A month ago, she might have crumpled beneath the weight of such censure. Now it felt no more than annoying.

She did not want to live amongst these people.

Why were they here?

By noon tomorrow, she would be married to Alex Ramsey.

She spotted him, finally. He had removed his own mask and was walking straight toward her, but he had not spotted her yet. The sight of his profile as he looked over the crowd, his hawkish nose, the firm straightness of his body, filled her with something hot and covetous.

I want this.

Oh, yes, she did. She had never wished for anything more in her life than to be married to him—to make his laughter, his wit, his slyness, his ferocity, his protectiveness, his encouragement, his courage and determination, hers by right and by law.

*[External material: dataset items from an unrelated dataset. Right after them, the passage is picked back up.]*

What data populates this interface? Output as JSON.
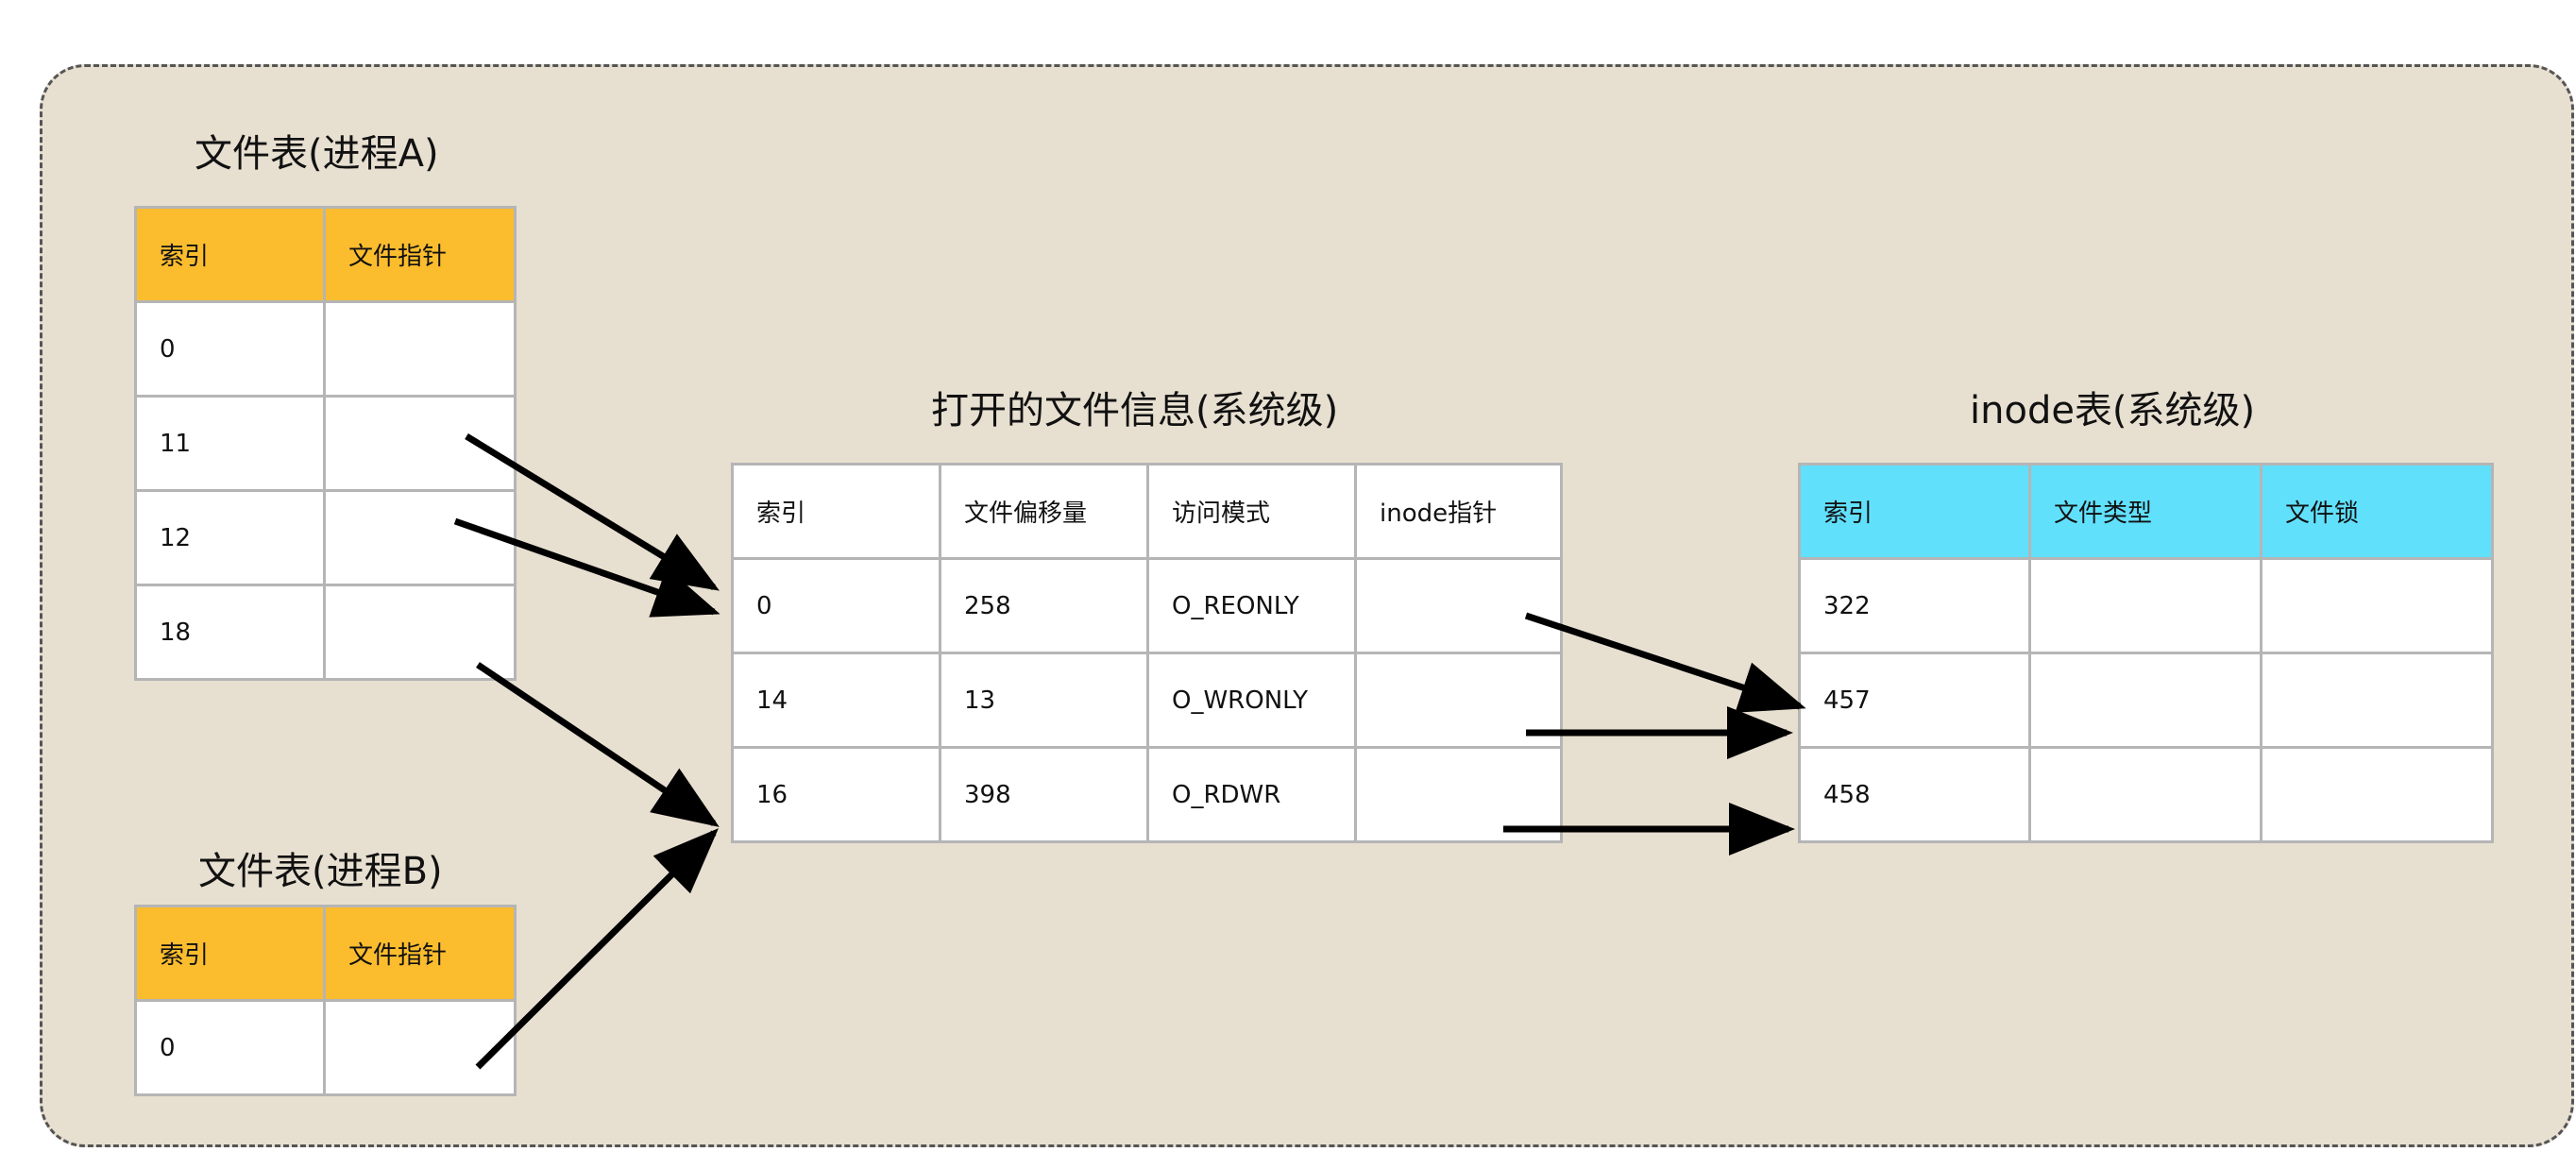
{
  "colors": {
    "panel_bg": "#e7dfd0",
    "header_orange": "#fbbd2e",
    "header_cyan": "#61e0fc",
    "arrow": "#000000"
  },
  "proc_a": {
    "title": "文件表(进程A)",
    "headers": [
      "索引",
      "文件指针"
    ],
    "rows": [
      [
        "0",
        ""
      ],
      [
        "11",
        ""
      ],
      [
        "12",
        ""
      ],
      [
        "18",
        ""
      ]
    ]
  },
  "proc_b": {
    "title": "文件表(进程B)",
    "headers": [
      "索引",
      "文件指针"
    ],
    "rows": [
      [
        "0",
        ""
      ]
    ]
  },
  "open_files": {
    "title": "打开的文件信息(系统级)",
    "headers": [
      "索引",
      "文件偏移量",
      "访问模式",
      "inode指针"
    ],
    "rows": [
      [
        "0",
        "258",
        "O_REONLY",
        ""
      ],
      [
        "14",
        "13",
        "O_WRONLY",
        ""
      ],
      [
        "16",
        "398",
        "O_RDWR",
        ""
      ]
    ]
  },
  "inode": {
    "title": "inode表(系统级)",
    "headers": [
      "索引",
      "文件类型",
      "文件锁"
    ],
    "rows": [
      [
        "322",
        "",
        ""
      ],
      [
        "457",
        "",
        ""
      ],
      [
        "458",
        "",
        ""
      ]
    ]
  }
}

But she did not believe for a moment that he loved her.

Oh, he told her so. His sisters told her so. Elma claimed she had known it all along, had seen it in how he’d looked at her when she’d not been paying attention. Balderdash. She wanted to believe it—she would even pretend to believe it tomorrow. But she knew him too well. She knew his secret: for all his wandering, his independence and his unorthodox ways, he took his responsibilities very seriously. He even borrowed others’ responsibilities, making them his own simply because he thought this sort of service was owed to those whom he loved. From the moment Lady Milton had spotted them together, there had been no question that he would offer for her. He had promised Richard to look after her. Marriage was the only option the situation had offered.

His eyes fixed on her. His expression changed. He sent her a smile so slow and tender that her lungs squeezed.

Maybe he loved her.

He started across the floor toward her. She held still, watching him approach. It was possible he loved her. He did not require her money. He’d had her virginity with no promises made or asked for.

He did not stop at a polite distance. He came directly into her, his hands closing on her waist. She resisted the urge to look up toward the balcony. Everyone thought them married, and these touches were permissible among married couples. That did not change the effect it would have: in a minute, if he did not release her, they’d make a spectacle so powerful that the balcony would probably collapse beneath the weight of the crowd craning over.